Appellant next argues, in the alternative, that the trial court erred in overruling her motion for new trial. Appellant asserts that Douglass is inapplicable or should be applied in such a way to require a new trial. Appellant also points to the fact that the Missouri Approved Instructions do not explicitly require the jury to return a verdict in favor of the husband on his personal injury claim before loss of consortium damages can be awarded to his wife. Appellant asserts that lack of such a specific direction, inconsistent verdicts would not be apparent to the jury.

We fail to see how Douglass could be construed so as to permit the result sought by appellant. As noted above Douglass no longer allows a party to seek a new trial based upon inconsistent verdicts without having first objected to the verdicts before the jury is discharged. Douglass, 712 S.W.2d at 374. Thus the trial court correctly denied appellant’s motion for new trial.

Appellant’s argument based upon the alleged inadequacy of the Missouri Approved Instructions is equally without merit for appellant failed to object to the instructions or preserve the alleged error in her motion for new trial.

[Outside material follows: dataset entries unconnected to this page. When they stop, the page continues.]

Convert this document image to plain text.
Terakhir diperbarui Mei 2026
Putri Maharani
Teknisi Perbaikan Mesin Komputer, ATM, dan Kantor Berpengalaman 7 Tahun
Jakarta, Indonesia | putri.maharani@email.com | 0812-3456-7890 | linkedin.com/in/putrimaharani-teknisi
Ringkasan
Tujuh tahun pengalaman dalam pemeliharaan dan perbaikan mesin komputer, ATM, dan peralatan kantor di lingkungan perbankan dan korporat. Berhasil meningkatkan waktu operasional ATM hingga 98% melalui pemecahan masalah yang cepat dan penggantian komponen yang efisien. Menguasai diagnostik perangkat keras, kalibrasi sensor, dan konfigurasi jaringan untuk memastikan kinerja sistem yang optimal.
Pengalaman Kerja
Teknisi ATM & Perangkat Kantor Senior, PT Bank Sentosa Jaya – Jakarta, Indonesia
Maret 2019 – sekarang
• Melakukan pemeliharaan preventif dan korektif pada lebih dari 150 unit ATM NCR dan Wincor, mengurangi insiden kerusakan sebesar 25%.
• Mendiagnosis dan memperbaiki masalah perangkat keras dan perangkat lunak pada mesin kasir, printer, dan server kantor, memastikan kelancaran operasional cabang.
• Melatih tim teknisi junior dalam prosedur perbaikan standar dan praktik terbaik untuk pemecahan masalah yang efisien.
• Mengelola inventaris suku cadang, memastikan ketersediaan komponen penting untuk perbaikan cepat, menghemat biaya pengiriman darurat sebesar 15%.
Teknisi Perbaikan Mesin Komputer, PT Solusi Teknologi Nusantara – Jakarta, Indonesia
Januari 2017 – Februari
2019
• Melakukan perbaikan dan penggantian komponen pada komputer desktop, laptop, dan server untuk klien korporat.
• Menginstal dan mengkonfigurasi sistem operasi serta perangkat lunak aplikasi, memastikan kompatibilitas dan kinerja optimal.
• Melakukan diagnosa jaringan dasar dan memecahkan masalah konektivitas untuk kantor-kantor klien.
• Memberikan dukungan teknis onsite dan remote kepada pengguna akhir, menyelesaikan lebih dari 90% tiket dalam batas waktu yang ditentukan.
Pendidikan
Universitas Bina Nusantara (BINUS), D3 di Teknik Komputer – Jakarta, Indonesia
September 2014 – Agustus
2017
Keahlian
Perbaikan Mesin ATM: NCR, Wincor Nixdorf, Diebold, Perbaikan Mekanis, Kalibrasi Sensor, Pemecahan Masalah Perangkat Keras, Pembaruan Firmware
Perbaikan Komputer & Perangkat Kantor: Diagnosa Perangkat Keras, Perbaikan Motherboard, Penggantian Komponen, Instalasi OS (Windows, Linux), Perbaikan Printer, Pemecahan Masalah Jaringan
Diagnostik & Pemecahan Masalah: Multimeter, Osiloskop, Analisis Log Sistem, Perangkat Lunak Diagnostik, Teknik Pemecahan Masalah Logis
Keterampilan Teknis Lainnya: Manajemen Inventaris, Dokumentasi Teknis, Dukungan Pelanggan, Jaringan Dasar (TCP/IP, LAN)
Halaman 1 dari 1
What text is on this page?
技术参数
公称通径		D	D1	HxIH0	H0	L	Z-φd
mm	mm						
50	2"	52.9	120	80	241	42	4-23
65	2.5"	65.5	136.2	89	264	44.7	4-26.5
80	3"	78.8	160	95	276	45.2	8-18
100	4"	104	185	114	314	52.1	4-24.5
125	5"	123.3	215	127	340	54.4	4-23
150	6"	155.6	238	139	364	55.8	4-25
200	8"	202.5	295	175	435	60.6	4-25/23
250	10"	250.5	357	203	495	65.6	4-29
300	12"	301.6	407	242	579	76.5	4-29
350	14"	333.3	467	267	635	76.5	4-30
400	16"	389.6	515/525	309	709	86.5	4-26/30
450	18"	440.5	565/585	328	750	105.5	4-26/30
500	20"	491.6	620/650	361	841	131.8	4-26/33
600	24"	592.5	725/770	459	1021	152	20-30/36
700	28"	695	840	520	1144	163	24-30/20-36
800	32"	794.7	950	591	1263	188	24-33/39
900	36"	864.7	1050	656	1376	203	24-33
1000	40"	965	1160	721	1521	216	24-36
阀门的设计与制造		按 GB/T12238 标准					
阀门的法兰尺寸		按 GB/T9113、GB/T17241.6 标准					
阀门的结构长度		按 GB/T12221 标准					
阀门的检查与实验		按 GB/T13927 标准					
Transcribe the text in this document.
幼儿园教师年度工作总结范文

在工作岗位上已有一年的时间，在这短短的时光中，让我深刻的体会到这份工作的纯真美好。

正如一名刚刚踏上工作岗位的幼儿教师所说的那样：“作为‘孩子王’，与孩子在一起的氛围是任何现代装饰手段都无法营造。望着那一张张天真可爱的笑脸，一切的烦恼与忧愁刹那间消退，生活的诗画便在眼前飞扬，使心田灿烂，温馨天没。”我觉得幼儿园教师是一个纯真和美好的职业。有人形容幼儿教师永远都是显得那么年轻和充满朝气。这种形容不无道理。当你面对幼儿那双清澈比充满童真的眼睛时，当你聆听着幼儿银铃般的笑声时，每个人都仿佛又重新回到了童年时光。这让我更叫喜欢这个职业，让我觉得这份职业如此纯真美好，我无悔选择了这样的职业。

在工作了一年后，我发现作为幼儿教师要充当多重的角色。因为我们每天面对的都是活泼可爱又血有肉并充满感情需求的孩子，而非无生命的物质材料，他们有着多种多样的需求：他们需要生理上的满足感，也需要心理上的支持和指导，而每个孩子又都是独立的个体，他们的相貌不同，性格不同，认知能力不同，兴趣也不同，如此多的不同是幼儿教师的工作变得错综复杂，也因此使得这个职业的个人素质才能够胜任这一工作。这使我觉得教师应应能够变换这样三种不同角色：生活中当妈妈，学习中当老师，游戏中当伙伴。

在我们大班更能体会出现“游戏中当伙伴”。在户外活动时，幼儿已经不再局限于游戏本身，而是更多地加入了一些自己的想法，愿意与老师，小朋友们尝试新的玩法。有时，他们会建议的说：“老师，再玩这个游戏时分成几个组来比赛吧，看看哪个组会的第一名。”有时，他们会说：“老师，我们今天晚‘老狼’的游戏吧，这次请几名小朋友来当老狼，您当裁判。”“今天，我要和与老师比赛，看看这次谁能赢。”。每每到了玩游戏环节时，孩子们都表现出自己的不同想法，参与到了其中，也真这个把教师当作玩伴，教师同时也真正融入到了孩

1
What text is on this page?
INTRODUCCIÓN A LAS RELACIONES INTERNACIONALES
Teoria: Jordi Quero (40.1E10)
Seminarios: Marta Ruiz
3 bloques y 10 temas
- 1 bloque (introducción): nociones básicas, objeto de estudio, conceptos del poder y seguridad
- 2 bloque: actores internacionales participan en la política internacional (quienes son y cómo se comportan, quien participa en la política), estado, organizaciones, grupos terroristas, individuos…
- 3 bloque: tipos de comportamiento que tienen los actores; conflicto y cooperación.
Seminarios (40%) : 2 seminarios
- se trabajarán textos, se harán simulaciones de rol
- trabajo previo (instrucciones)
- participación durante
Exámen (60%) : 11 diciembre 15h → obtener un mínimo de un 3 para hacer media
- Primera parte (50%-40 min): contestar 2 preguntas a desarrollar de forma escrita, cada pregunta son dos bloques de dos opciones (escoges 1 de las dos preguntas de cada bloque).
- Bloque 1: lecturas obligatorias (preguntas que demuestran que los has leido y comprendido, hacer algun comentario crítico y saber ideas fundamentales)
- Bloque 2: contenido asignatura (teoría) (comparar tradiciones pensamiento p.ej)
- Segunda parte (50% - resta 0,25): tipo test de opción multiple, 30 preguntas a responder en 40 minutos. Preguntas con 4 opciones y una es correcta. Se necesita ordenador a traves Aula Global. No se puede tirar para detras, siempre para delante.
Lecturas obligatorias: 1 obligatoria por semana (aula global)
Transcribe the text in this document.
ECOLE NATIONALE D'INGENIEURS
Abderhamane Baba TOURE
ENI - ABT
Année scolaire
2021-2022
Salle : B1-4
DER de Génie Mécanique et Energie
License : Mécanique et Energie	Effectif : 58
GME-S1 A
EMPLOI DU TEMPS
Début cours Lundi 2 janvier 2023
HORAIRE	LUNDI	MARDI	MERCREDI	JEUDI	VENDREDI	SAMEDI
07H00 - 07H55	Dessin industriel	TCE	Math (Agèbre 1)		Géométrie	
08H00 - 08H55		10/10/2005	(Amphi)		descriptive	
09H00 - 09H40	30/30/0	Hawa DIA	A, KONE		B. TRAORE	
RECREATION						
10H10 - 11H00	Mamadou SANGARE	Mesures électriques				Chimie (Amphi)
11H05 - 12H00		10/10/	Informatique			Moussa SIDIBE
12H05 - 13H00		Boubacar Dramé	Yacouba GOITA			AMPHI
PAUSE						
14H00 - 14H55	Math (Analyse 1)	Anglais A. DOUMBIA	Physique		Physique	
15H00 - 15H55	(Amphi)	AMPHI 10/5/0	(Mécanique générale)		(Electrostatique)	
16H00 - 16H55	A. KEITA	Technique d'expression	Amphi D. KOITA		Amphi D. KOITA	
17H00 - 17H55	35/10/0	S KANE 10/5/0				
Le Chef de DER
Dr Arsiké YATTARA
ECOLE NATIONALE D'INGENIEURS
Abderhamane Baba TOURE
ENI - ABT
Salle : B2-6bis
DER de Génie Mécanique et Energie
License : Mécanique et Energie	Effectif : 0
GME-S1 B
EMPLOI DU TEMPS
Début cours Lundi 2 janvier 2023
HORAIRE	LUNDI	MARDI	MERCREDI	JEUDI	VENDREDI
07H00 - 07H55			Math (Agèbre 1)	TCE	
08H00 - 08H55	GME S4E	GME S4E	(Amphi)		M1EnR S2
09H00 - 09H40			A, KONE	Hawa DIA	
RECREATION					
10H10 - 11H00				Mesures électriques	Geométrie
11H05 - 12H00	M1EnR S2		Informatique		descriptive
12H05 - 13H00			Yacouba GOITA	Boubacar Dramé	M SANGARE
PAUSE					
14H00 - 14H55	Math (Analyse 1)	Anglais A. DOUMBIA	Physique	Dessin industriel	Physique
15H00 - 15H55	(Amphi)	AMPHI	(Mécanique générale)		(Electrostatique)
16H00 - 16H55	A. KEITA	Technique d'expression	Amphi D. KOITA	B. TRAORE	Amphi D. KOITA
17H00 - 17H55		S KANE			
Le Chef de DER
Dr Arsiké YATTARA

Bower v. Hog Builders, Inc., 461 S.W.2d 784, 797 (Mo.1970). Further, the instructions are not necessarily flawed simply because this jury rendered inconsistent verdicts. Instruction number twelve (MAI 21.01 and 31.04) clearly required the jury to find injury to Charles Teschner in order to award damages for loss of consortium to Mary Tes-chner. Both the personal injury and loss of consortium claims required a common determination; injury to Charles Teschner. Having already found no injury to Charles Teschner on the personal injury claim, it is logical to assume that the jury would follow its previous finding on the loss of consortium count. We see no need to change the current MAI.

*668Finally, appellant argues that the result in this case is unfair because it is one of first impression. We do not believe that the application of a recent procedural rule to a set of facts heretofore not addressed does not require an exemption from the rule resulting in a new trial. Appellant’s second point is also denied.

Finding appellants arguments to be with-. out merit, we affirm.

KAROHL and GRIMM, JJ., concur.

. Damages must be proven in order to establish a claim of negligence. Prosser & Keeton, Torts, § 30 at 165. Thus, without a finding of damages as to Charles Teschner, appellant failed to prove a valid claim of personal injury.